RCS of the two transfused RBC units was similar in most patients. Although intra-individual variation was small, inter-individual variation in RCS kinetics was observed. Most patients demonstrated a non-linear trend in RCS that was different from the observed linear RCS kinetics in healthy volunteers. After an initial slight increase in the proportion of biotinylated RBCs during the first 24 h, a rapid decrease within the first 10-12 days was followed by a slower clearance rate.

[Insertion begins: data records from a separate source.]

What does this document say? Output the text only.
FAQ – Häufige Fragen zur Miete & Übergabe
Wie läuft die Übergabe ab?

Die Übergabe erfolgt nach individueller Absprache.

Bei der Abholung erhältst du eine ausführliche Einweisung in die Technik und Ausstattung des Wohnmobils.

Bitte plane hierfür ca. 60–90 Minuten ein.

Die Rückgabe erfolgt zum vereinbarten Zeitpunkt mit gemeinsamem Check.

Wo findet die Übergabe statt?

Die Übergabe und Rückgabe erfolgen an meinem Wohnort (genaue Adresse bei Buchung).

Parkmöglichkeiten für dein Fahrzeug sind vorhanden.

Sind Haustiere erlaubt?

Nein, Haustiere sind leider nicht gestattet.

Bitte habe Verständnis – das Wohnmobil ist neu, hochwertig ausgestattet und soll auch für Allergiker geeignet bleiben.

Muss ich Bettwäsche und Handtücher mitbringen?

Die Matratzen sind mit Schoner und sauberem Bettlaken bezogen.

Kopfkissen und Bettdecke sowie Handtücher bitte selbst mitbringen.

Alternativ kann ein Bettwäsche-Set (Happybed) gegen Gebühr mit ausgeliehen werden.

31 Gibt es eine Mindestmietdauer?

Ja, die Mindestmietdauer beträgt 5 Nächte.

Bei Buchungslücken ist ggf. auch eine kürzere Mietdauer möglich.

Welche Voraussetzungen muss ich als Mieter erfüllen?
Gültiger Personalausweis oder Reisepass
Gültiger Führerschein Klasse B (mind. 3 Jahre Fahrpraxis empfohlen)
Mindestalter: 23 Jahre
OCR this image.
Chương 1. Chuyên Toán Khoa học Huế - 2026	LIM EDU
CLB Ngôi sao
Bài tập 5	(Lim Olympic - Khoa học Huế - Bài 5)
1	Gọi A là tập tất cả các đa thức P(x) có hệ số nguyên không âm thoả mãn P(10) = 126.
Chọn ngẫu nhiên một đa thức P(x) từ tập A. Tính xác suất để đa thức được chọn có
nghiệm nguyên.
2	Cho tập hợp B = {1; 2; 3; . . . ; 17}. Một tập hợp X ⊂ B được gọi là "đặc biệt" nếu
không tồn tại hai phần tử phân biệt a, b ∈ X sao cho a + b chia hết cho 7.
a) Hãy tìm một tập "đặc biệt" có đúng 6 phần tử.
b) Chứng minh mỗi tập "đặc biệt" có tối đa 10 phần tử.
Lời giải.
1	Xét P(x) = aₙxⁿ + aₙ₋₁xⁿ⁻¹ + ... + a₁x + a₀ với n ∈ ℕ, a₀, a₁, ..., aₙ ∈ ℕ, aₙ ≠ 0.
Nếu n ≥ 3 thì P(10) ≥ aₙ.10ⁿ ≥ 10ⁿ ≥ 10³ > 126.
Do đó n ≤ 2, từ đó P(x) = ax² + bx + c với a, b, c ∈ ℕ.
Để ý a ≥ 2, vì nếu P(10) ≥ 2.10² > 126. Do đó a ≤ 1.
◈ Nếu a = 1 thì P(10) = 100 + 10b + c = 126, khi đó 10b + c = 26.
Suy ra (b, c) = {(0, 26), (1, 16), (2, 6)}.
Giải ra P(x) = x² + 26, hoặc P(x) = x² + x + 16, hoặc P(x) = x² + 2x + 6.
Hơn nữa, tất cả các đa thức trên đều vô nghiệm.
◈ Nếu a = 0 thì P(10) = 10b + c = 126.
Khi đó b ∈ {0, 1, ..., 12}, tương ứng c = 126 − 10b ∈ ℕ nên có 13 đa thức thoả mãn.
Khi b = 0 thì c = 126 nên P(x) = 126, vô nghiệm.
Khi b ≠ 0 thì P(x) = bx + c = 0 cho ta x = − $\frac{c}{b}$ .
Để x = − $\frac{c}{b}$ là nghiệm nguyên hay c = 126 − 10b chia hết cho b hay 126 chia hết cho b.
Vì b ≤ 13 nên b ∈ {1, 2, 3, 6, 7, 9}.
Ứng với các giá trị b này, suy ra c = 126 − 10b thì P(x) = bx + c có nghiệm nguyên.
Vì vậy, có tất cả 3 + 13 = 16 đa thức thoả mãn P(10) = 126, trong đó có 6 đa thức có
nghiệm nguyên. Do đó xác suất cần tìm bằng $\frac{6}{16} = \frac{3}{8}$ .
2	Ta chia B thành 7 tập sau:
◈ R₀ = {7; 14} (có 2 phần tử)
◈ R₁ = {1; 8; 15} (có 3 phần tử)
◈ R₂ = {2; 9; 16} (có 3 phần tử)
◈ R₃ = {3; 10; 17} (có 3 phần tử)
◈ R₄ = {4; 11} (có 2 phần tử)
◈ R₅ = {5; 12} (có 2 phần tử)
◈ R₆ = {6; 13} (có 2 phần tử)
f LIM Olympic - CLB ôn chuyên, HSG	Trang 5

These are the first data to demonstrate that patient-related factors largely determine post-transfusion RCS behavior of donor RBC in SCD and β-thalassemia, while donor factors exert a negligible effect. Further assessment and modeling of RCS kinetics and its determinants in SCD and β-thalassemia patients may ultimately improve transfusion therapy.
红细胞(RBC)输血是治疗镰状细胞病(SCD)和β-地中海贫血患者的重要治疗方法。这些患者中有一部分依赖于慢性 RBC 输血方案。对于输注的同种异体 RBC 的 RBC 存活(RCS)知之甚少。在这项研究中,我们旨在研究 SCD 和β-地中海贫血患者输注 RBC 的 RCS 动力学,并研究决定 RCS 的因素。
我们对 14 名接受慢性输血方案的 SCD 和β-地中海贫血成年患者进行了前瞻性队列研究。通过使用 RBC 生物素化同时输注两种同种异体 RBC 来评估 RCS 及其对 RCS 的影响。使用流式细胞术随时间推移对已知 RBC 标志物的表型进行了评估。
在大多数患者中,两种输注的 RBC 单位的 RCS 相似。尽管个体内差异较小,但观察到 RCS 动力学的个体间差异。大多数患者表现出 RCS 的非线性趋势,与健康志愿者观察到的线性 RCS 动力学不同。在最初的 24 小时内,生物素化 RBC 的比例略有增加后,在最初的 10-12 天内迅速下降,然后清除率较慢。
这些是首次证明患者相关因素在很大程度上决定 SCD 和β-地中海贫血患者输注 RBC 的 RCS 行为,而供体因素的影响可以忽略不计。进一步评估和建模 SCD 和β-地中海贫血患者的 RCS 动力学及其决定因素最终可能会改善输血治疗。